Corteo per la Legalità, “Siracusa non è un cesto di mele marce” ma una “cornucopia” di risorse positive

Per alcuni si sarebbe registrato lo sventolio di troppe bandiere, che però non hanno offuscato il fine della manifestazione: rivendicare "Siracusa Libera" dalle mafie, dall'illegalità

 

Siracusa- La legalità non ha bandiere, anche se alla marcia di ieri, organizzata a Siracusa, ne sventolavano tante, forse troppe e probabilmente da postazioni sbagliate. A detta  di alcuni presenti, che lo affermavano però a denti stretti, per non svilire il senso della manifestazione, in testa al corteo avrebbero dovuto esserci le associazioni di volontariato, antiracket e antiusura e quelle di categoria: praticamente le forze “civiche” che agiscono dal basso, e da cui è partito il vero input.   A seguire si sarebbero dovuti disporre i sindacati ed infine la politica, per i loro indubbi ruoli strategici nella difesa del valore “occupazione”.

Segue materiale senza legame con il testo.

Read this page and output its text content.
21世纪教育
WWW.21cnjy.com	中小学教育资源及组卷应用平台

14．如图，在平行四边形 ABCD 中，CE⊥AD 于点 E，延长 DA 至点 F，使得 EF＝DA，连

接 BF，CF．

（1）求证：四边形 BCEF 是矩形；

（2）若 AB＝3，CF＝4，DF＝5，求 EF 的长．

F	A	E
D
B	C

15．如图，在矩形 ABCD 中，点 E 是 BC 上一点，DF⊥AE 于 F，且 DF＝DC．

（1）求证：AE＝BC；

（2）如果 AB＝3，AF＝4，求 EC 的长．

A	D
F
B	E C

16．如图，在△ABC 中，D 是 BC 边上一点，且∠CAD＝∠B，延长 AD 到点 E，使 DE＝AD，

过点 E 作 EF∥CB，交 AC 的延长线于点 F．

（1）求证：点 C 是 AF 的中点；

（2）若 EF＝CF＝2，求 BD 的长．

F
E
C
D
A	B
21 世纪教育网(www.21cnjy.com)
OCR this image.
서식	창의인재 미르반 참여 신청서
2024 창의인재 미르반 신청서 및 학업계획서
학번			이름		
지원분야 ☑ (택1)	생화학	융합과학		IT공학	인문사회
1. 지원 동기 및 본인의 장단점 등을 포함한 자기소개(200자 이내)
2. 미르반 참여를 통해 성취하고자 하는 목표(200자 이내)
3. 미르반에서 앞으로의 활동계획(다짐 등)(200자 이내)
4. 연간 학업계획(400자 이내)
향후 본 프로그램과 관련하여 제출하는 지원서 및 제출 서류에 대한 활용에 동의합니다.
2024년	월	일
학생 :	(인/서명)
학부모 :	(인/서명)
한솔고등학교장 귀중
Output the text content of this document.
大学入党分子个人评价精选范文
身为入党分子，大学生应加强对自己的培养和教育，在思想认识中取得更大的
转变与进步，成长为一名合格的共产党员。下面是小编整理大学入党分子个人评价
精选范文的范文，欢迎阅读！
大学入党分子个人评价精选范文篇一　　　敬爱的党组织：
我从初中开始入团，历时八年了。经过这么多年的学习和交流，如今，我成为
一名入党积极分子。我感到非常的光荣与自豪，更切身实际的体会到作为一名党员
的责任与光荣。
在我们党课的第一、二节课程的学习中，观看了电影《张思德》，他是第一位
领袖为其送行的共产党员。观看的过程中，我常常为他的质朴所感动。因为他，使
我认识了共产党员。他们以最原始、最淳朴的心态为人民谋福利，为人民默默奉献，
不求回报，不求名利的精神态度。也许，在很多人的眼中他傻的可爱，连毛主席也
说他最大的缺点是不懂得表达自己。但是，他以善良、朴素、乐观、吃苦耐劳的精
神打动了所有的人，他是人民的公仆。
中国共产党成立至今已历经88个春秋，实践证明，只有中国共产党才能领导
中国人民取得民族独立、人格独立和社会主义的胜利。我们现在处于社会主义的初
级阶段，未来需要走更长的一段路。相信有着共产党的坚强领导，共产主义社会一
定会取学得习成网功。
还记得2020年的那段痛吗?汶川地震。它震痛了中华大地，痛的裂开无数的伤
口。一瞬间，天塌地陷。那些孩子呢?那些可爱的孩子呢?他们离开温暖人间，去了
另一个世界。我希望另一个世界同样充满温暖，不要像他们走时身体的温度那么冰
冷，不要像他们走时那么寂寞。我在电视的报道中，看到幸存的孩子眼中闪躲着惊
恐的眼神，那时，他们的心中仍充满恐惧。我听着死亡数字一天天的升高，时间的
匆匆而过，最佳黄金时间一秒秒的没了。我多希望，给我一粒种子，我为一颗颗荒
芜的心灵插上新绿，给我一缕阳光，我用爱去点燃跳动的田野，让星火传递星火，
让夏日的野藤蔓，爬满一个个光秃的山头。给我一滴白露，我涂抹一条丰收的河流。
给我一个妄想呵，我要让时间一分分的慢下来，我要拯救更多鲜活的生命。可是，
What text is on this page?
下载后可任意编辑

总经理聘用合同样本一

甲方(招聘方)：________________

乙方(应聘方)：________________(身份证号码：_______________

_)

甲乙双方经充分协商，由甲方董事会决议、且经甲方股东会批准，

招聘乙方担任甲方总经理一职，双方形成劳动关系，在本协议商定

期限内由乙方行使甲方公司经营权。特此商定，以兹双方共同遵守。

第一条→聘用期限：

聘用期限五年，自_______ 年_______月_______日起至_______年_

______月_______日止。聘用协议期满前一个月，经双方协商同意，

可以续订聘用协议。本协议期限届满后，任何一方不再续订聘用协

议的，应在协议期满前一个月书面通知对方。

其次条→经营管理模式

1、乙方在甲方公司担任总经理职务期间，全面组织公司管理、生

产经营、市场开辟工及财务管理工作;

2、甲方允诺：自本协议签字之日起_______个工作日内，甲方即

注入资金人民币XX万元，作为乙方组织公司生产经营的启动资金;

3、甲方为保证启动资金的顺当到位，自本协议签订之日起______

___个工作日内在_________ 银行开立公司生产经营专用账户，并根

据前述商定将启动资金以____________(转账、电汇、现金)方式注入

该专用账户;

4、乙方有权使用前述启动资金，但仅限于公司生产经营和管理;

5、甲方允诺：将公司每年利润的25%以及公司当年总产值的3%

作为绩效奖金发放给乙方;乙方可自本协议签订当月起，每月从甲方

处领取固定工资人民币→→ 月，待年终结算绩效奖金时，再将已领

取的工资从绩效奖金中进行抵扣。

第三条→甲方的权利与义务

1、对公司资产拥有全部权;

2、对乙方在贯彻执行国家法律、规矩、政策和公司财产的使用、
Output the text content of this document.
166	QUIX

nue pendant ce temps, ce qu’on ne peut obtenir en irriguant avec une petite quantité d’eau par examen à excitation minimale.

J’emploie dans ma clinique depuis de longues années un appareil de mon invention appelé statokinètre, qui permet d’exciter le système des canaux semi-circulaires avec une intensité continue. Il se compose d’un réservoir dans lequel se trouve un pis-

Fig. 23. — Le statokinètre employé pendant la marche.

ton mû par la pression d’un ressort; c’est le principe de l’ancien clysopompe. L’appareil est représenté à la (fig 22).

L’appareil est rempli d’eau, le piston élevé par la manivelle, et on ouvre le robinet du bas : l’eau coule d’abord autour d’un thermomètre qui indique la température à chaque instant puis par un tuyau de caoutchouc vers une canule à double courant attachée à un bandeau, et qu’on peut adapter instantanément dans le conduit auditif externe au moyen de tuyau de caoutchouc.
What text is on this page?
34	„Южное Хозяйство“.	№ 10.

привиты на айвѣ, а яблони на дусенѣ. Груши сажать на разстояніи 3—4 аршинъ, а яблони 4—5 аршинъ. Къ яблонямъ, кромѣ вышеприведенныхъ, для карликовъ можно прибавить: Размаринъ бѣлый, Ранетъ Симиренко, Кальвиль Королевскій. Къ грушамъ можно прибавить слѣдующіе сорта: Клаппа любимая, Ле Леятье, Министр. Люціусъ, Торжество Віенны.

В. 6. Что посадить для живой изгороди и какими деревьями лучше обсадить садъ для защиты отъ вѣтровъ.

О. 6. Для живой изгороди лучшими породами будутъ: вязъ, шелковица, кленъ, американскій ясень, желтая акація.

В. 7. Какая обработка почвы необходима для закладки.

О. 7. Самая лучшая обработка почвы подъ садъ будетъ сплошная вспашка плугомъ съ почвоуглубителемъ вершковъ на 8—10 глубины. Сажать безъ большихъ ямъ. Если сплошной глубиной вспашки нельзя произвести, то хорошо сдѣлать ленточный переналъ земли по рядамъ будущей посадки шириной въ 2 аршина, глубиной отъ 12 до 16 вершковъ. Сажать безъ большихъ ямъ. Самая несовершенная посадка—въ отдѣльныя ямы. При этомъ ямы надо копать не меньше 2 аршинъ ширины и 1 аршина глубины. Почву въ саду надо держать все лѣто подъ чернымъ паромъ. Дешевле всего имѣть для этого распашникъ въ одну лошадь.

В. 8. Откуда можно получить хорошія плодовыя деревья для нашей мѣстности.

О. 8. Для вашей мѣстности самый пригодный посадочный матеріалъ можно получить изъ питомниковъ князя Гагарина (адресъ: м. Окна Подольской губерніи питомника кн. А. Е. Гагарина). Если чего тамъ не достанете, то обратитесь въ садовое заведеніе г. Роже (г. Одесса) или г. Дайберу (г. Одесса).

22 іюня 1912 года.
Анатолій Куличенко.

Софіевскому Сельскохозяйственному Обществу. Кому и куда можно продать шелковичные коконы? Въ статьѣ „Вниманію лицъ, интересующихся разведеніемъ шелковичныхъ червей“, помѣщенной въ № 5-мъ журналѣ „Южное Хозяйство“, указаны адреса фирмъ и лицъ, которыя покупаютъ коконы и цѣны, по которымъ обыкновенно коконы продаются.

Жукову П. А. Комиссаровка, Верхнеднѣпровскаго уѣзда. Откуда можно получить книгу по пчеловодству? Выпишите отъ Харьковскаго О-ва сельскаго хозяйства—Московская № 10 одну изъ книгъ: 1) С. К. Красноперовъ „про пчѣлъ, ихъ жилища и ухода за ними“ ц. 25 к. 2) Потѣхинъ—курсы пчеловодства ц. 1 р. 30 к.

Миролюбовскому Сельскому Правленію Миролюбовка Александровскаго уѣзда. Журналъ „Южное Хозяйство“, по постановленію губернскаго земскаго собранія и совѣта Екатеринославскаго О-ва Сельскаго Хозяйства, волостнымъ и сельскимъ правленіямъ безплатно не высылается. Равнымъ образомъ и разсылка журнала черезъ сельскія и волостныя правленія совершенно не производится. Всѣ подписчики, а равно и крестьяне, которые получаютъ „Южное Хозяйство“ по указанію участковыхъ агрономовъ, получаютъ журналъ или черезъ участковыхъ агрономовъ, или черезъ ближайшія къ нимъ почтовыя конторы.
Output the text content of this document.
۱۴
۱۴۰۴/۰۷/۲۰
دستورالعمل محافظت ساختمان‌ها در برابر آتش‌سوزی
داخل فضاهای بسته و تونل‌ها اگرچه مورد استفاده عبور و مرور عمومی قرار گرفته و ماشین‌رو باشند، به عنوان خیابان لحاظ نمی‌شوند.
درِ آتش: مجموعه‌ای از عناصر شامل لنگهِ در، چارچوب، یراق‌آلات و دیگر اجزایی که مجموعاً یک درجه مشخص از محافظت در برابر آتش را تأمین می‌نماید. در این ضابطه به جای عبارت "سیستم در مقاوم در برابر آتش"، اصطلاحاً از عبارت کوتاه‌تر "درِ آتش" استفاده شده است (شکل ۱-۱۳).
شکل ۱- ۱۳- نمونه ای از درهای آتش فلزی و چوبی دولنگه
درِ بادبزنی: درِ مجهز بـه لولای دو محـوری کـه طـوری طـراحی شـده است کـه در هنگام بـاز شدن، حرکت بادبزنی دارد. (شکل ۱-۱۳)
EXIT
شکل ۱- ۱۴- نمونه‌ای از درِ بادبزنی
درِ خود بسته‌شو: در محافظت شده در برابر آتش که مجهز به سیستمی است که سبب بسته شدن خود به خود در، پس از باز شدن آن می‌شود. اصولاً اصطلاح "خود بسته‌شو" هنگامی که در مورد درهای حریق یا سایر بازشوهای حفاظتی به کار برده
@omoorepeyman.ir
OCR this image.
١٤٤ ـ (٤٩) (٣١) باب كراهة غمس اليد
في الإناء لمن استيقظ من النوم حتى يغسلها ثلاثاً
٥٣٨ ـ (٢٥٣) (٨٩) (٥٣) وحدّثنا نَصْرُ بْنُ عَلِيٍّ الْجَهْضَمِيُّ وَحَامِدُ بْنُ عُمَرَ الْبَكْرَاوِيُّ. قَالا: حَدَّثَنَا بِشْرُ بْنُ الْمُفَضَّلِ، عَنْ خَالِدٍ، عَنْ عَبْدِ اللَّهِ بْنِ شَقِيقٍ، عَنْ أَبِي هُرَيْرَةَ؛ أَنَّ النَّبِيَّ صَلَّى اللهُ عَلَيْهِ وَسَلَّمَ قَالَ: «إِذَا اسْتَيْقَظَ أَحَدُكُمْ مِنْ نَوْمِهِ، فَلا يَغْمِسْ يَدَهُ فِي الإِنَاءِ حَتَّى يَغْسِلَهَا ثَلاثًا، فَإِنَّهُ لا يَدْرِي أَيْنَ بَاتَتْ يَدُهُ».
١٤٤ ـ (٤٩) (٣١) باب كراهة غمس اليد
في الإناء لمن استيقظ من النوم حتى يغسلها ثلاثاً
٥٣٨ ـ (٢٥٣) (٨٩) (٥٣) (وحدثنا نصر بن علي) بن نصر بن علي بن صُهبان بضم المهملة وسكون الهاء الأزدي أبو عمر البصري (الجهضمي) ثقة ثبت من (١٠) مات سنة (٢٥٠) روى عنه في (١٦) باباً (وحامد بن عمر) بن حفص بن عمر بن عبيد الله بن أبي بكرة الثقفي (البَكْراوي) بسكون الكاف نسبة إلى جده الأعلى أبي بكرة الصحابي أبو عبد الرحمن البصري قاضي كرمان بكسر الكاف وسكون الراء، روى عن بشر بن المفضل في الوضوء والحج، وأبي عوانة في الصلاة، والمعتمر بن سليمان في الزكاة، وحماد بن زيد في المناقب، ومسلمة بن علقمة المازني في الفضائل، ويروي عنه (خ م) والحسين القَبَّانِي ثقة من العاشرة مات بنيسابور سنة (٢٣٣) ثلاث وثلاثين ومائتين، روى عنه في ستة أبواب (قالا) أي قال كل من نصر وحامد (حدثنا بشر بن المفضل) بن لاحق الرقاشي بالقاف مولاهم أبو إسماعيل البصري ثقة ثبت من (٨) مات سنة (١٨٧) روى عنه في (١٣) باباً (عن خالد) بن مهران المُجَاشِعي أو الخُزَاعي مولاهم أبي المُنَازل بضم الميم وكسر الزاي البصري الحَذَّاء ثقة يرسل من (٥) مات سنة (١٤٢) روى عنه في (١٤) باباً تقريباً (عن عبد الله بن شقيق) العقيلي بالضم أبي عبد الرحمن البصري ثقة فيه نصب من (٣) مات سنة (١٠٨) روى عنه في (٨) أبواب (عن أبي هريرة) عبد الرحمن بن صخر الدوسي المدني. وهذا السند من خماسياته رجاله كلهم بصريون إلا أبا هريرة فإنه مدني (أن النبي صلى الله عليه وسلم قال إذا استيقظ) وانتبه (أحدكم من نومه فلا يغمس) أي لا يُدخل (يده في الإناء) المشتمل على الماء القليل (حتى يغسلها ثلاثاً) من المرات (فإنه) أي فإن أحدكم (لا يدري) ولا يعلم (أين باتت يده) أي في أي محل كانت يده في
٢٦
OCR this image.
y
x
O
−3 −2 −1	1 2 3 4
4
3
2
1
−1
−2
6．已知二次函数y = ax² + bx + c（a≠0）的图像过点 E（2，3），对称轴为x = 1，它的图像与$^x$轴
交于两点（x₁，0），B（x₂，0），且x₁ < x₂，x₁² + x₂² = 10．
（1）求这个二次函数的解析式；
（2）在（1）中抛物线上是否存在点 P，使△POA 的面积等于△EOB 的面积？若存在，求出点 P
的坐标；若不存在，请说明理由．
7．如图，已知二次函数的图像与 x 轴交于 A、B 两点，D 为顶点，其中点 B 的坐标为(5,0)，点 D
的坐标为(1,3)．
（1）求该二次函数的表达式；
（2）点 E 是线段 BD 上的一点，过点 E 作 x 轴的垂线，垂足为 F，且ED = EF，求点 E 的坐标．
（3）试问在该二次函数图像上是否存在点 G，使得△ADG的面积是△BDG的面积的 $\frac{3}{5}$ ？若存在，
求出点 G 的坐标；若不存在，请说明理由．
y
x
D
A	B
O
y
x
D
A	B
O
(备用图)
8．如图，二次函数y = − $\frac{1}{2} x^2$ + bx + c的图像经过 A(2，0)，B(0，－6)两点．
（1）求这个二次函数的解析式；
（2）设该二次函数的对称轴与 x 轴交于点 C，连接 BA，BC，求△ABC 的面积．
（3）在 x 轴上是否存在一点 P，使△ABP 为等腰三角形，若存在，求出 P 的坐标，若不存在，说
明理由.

Al di là di un protocollo ideale o idealizzato sulla “gestione delle presenze”, che è apparso “sovvertito”, da qualche “smania di protagonismo” apparentemente  soddisfatta, la marcia per la legalità è stata  comunque un clamoroso successo.Espressione tangibile che Siracusa non è un cesto di “mele marce”, bensì una ricca e variegata cornucopia di risorse positive e di cittadini che ci mettono la “faccia”. Un esercito che usa” armi” di coinvolgimento di massa, come la solidarieta’, il rispetto delle regole, la compartecipazione e scende in piazza per il riscatto del territorio. Fa fronte comune per sottrarsi alla morsa della criminalità,che fa sentire la sua presenza a suon di botti:  quelli delle bombe carta esplose, di recente, ad ogni ora del giorno e della notte.
Forte e chiara, dunque, è stata l’eco che ha rivendicato “libertà”: libertà d’impresa e di commercio, libertà di rimanere in un ambiente sicuro, libertà di rompere il muro di silenzio, attraverso il quale un tempo le associazioni a delinquere edificavano i loro “affari” e contro cui oggi fortunatamente frantumano i loro disegni di “sottomissione”.
A sfilare tra la gente comune anche il giornalista “antimafia” Paolo Borrometi, direttore del giornale online La Spia, destinatario di minacce di morte perché sfida ordinariamente l’anonimato di certi personaggi coinvolti in traffici illeciti, dando loro attraverso foto-documenti un nome e un volto.  “Non sono un simbolo, non sono un eroe- ha detto- faccio solo il mio dovere di giornalista. Io non sono le minacce che ricevo, ma le inchieste che conduco”.
Il cordone umano, che ha percorso da Piazza Santa Lucia, Corso Gelone e poi tutta la zona Umbertina, si è sciolto in serata davanti la sede della Prefettura, in Piazza Archimede. Qui, le bandiere sono state abbassate e gli sguardi dei manifestanti hanno espresso compiacimento: la città in qualità, non con i numeri, ha risposto,  dimostrando di  non voler chinare la testa e di non voler tornare ad un passato dove a scandire la quotidianità erano l’illegalità, la sottomissione, la sudditanza.
Siracusa è e vuole continuare a sentirsi libera, di essere e di essere vissuta come una “grande bellezza”, di cui ogni cittadino sceso in piazza ieri ne è stato tedoforo.